= Styrian-Lower Austrian Limestone Alps =

The Styrian-Lower Austrian Limestone Alps (Steirisch-niederösterreichische Kalkalpen) are the easternmost part of the Northern Limestone Alps, running from the River Enns to the Vienna Basin. The high Alpine, limestone massifs of the Hochschwab, Veitsch, Schneealpe, Rax and Schneeberg belong to it as do the limestone prealps to the north as far as the Flysch zone.

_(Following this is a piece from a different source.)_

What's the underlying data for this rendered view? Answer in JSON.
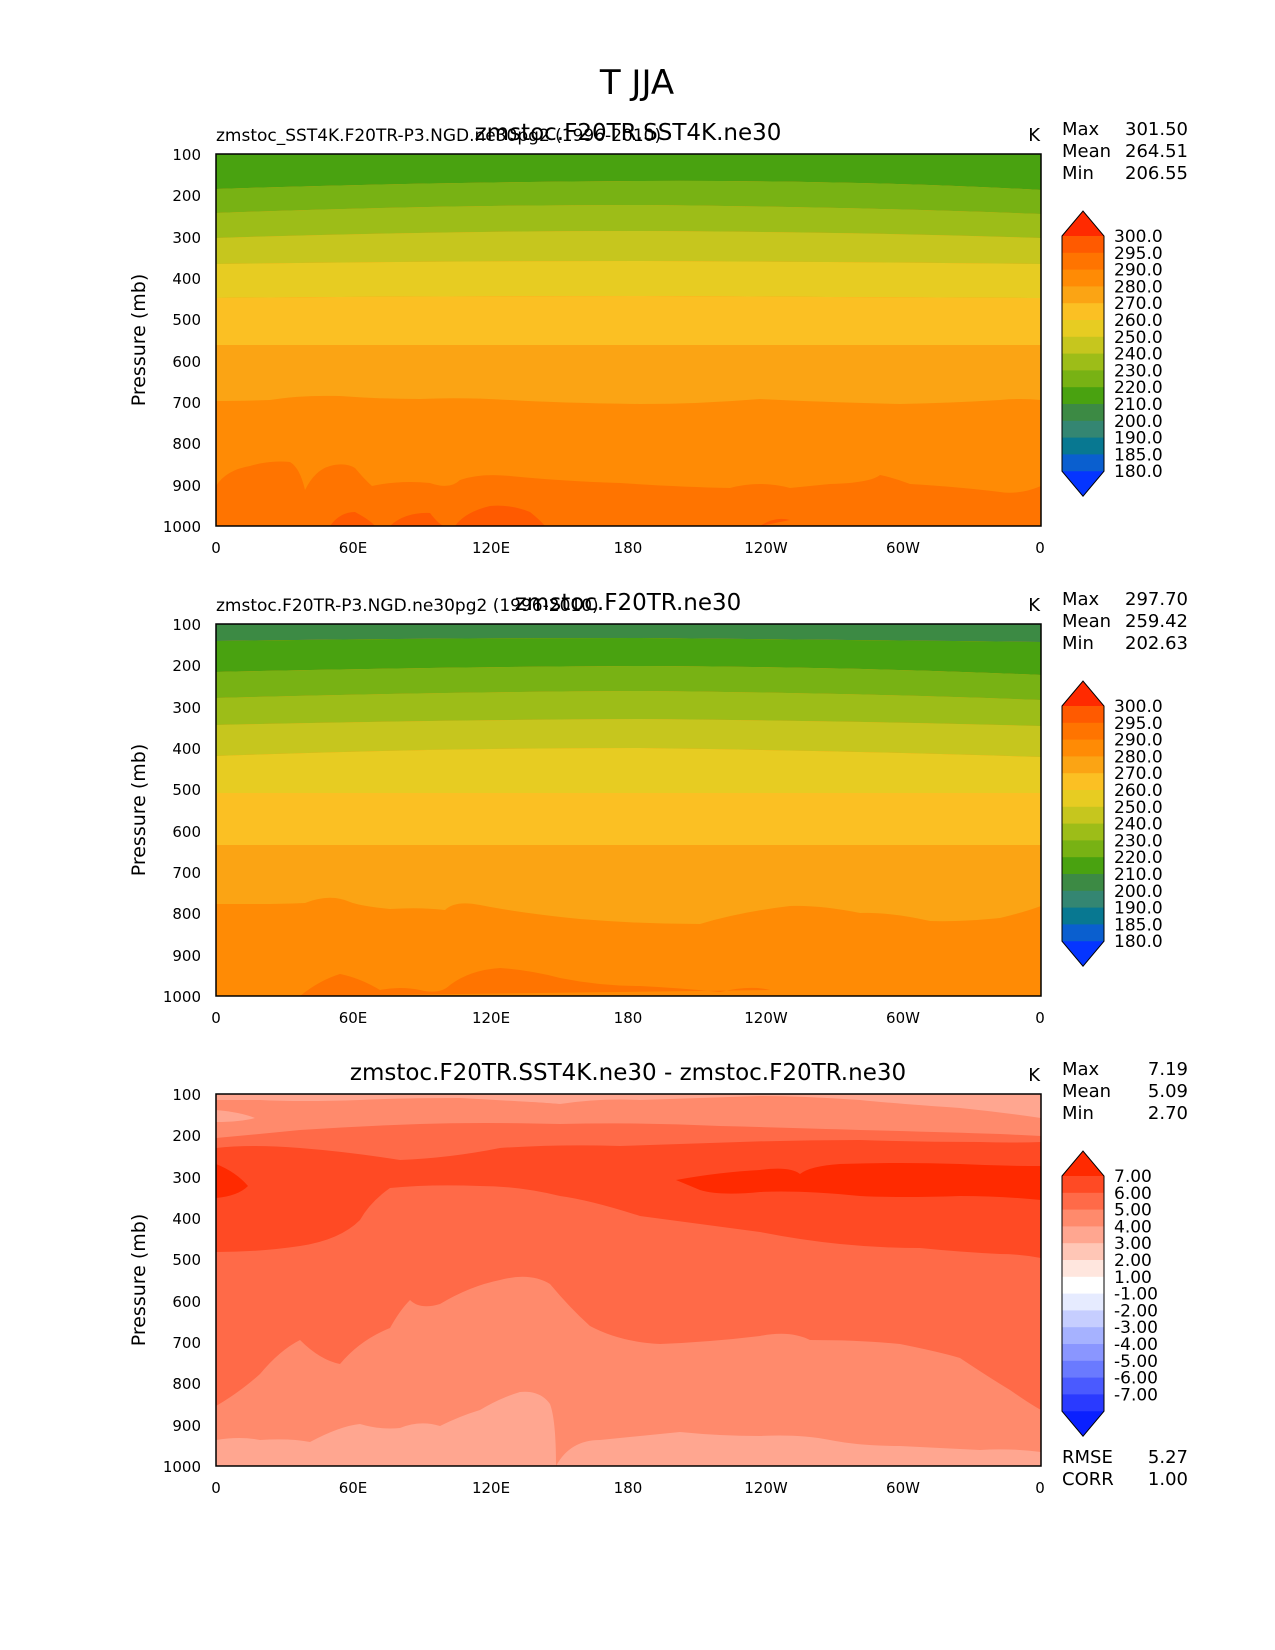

The geological conditions in the limestone mountains make this part of the Limestone Alps a valuable drinking water reservoir, from which the Vienna Water Supply (Wiener Wasserversorgung) draws. The geologist, Eduard Suess, pressed the Vienna city council for a water supply from this region as early as 1864. In 1873 the First Vienna Mountain Spring Pipeline (I. Wiener Hochquellenwasserleitung) was opened, running from the Rax-Schneeberg area.

The 2nd pipeline was opened in 1910 and also drew its water from the area of the Styrian-Lower Austrian Limestone Alps, being fed from sources in the Hochschwab region near Wildalpen. The largest spring is the Kläfferquelle at the foot of the Hochschwab, in Styrian Salza valley. This spring supplies 860 million litres per day during the thaw, four times more than can be transported to Vienna through the pipeline.
The Vienna Forestry Commission looks after the forests in the catchment area of the sources, which is a designated water protection area. Parts of the forest also belong to Admont Abbey.